This literary chimaera is part memoir, part travelogue and part literary biography (of Graham Greene). It jumps about from place to place, as Iyer himself wanders the world, becoming almost postmodern in its fragmentation. It is a picaresque (that's almost a pun!), the wandering narrative matching Iyer himself as he meanders around the world.
This gives us the chance to envy Iyer's charmed life. Born to a father who educated himself out of Bombay to become a university lecturer, Iyer as a child commutes between California and top class boarding schools in England where he learns, inter alia, Latin and Ancient Greek. Following an Oxford degree he wanders the world, writing travel pieces and literary review. I was Greene with jealousy!
The discursive nature of the book also means that Greene's books are approached thematically, although the ordering of the themes seems random and is unhighlighted. And so, apart from kindling in me a desire to reread Greene's work, I felt unsatisfied. Post-positivist that I am, I would have liked a linear narrative, starting with the first book, so that I could have traced the development of Greene's craft. Instead we repeatedly revisit The Quiet American, clearly Iyer's favourite, and a very good book indeed. But. There is (so far as I can see) no mention of, for example, Brighton Rock. Perhaps Iyer has never been to Brighton. Other books unmentioned include A Gun for Sale. You might argue that these are lesser works but you can't really write about an author without mentioning the good as well as the bad.
Fragmentary and meandering: this is the structure of a dream. There are moments when this book becomes a reverie. There are magical incidents, episodes of violence and action, and Iyer is repeatedly haunted by the men within his head, both Graham Greene and his father.

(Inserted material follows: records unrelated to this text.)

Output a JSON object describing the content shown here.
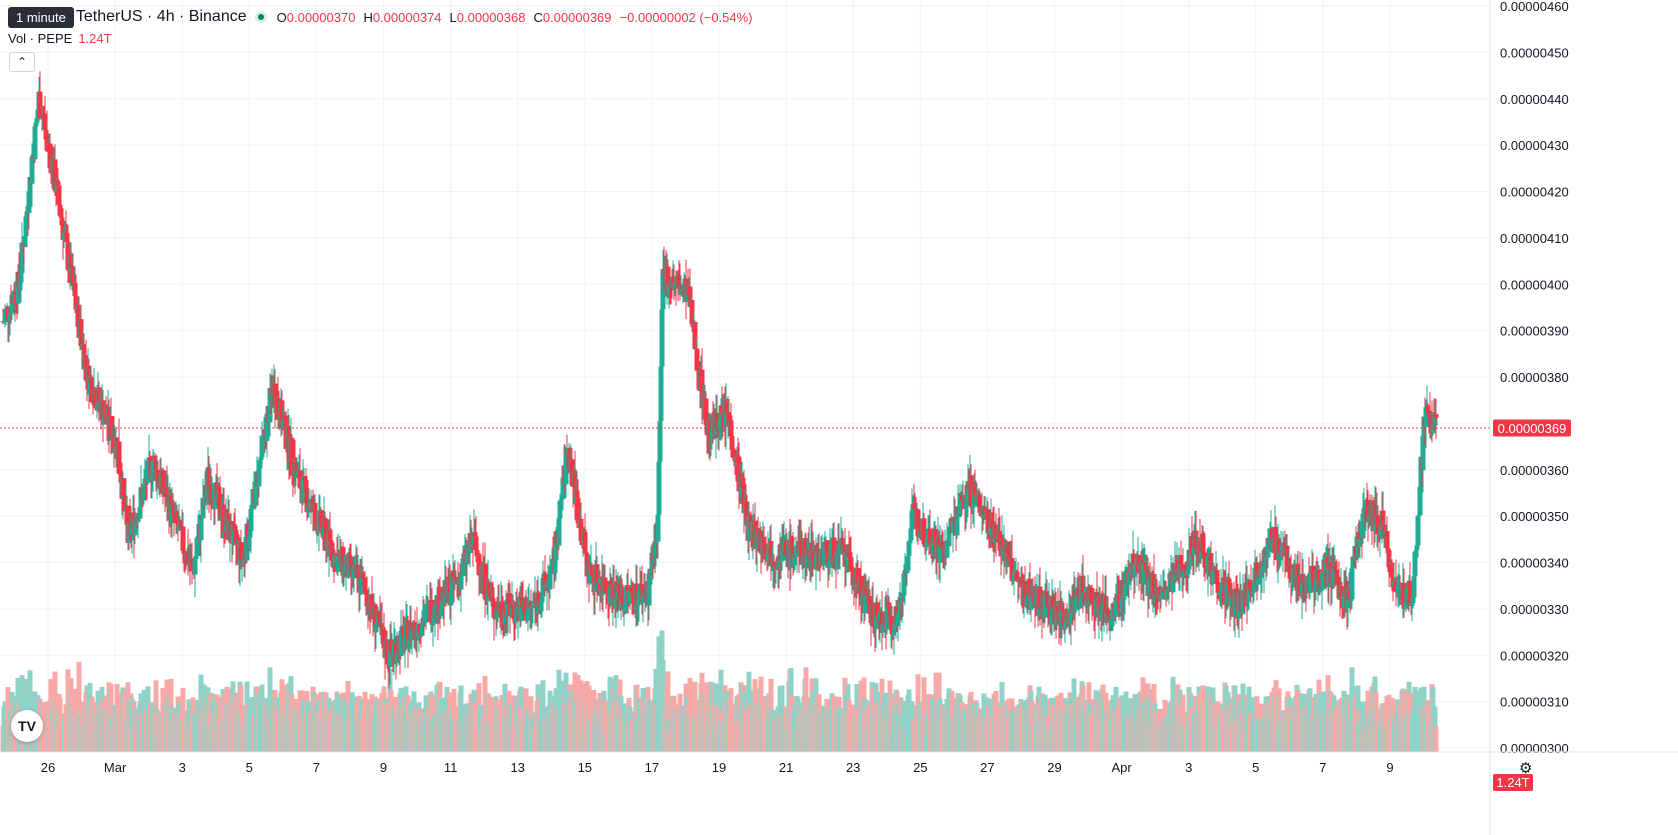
{
  "header": {
    "tooltip": "1 minute",
    "symbol": "TetherUS · 4h · Binance",
    "ohlc": {
      "o_label": "O",
      "o": "0.00000370",
      "h_label": "H",
      "h": "0.00000374",
      "l_label": "L",
      "l": "0.00000368",
      "c_label": "C",
      "c": "0.00000369",
      "change": "−0.00000002 (−0.54%)"
    },
    "volume_label": "Vol · PEPE",
    "volume_value": "1.24T"
  },
  "last_price_badge": "0.00000369",
  "volume_badge": "1.24T",
  "colors": {
    "up": "#22ab94",
    "down": "#f23645",
    "up_vol": "#8fd3c8",
    "down_vol": "#f7a9a7"
  },
  "icons": {
    "collapse": "chevron-up-icon",
    "logo": "tradingview-logo",
    "settings": "gear-icon"
  },
  "logo_text": "TV",
  "chart_data": {
    "type": "candlestick",
    "price_ticks": [
      "0.00000460",
      "0.00000450",
      "0.00000440",
      "0.00000430",
      "0.00000420",
      "0.00000410",
      "0.00000400",
      "0.00000390",
      "0.00000380",
      "0.00000370",
      "0.00000360",
      "0.00000350",
      "0.00000340",
      "0.00000330",
      "0.00000320",
      "0.00000310",
      "0.00000300"
    ],
    "price_range": [
      3e-06,
      4.6e-06
    ],
    "last_price": 3.69e-06,
    "time_ticks": [
      "26",
      "Mar",
      "3",
      "5",
      "7",
      "9",
      "11",
      "13",
      "15",
      "17",
      "19",
      "21",
      "23",
      "25",
      "27",
      "29",
      "Apr",
      "3",
      "5",
      "7",
      "9"
    ],
    "anchors": [
      [
        3.92,
        0
      ],
      [
        4.0,
        16
      ],
      [
        4.4,
        36
      ],
      [
        4.25,
        50
      ],
      [
        3.8,
        85
      ],
      [
        3.65,
        115
      ],
      [
        3.45,
        125
      ],
      [
        3.62,
        150
      ],
      [
        3.38,
        190
      ],
      [
        3.58,
        205
      ],
      [
        3.4,
        240
      ],
      [
        3.78,
        270
      ],
      [
        3.58,
        295
      ],
      [
        3.42,
        330
      ],
      [
        3.35,
        360
      ],
      [
        3.2,
        385
      ],
      [
        3.28,
        420
      ],
      [
        3.36,
        455
      ],
      [
        3.45,
        470
      ],
      [
        3.3,
        490
      ],
      [
        3.3,
        530
      ],
      [
        3.38,
        550
      ],
      [
        3.65,
        565
      ],
      [
        3.38,
        585
      ],
      [
        3.32,
        620
      ],
      [
        3.34,
        645
      ],
      [
        3.48,
        655
      ],
      [
        4.02,
        660
      ],
      [
        3.98,
        685
      ],
      [
        3.68,
        705
      ],
      [
        3.72,
        725
      ],
      [
        3.48,
        745
      ],
      [
        3.42,
        770
      ],
      [
        3.42,
        800
      ],
      [
        3.42,
        840
      ],
      [
        3.28,
        870
      ],
      [
        3.28,
        895
      ],
      [
        3.5,
        910
      ],
      [
        3.42,
        940
      ],
      [
        3.56,
        965
      ],
      [
        3.48,
        990
      ],
      [
        3.35,
        1015
      ],
      [
        3.32,
        1035
      ],
      [
        3.28,
        1060
      ],
      [
        3.34,
        1080
      ],
      [
        3.28,
        1110
      ],
      [
        3.4,
        1130
      ],
      [
        3.32,
        1160
      ],
      [
        3.45,
        1195
      ],
      [
        3.36,
        1215
      ],
      [
        3.3,
        1235
      ],
      [
        3.45,
        1270
      ],
      [
        3.35,
        1300
      ],
      [
        3.38,
        1325
      ],
      [
        3.32,
        1345
      ],
      [
        3.52,
        1362
      ],
      [
        3.48,
        1380
      ],
      [
        3.32,
        1395
      ],
      [
        3.34,
        1410
      ],
      [
        3.72,
        1422
      ],
      [
        3.69,
        1433
      ]
    ]
  }
}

There are also moments when his writing achieves beauty and insight. A small selection of these include:
- “Lovers stretched out on the grass next to huge sepulchres, enjoying the one spot in the city where their whispers would not be drowned out by the role of passing buses.” (p 11) Is the ‘passing’ a bitterly morbid wordplay? Or just a pathetic fallacy?
- “Who are these figures who take residence inside our heads, to the point where we can feel them shivering inside us even when we want to ‘be ourselves’?" (p 21)
- “The paradox of reading is that you draw closer, to some other creature’s voice within you than to the people who surround you (with their surfaces) every day.” (p 37)
- “A dentist is really a priest in a different kind of a white robe, administering suffering as a way, he assures us, of keeping deeper suffering at bay.” (p 41) He goes on to point out how often dentists appear in Greene's works.
- “The house had been built by a fundamentalist who are taken very seriously the biblical injunction to build his house ‘upon a rock’; he had found a large boulder up amidst the brush, and without benefit of foundation - or architectural experience - laid down a two-story structure.” (p 64) The sequel is that a storm ripped part of the house off the mountainside.
- “to achieve the impossible, one must attempt the absurd.” (p 65)
- “the new possibilities of our global order, and the way it allowed for multiple homes and multiple selves.” (p 135) Multiple homes and multiple selves seems to summarise the author himself as depicted in this book.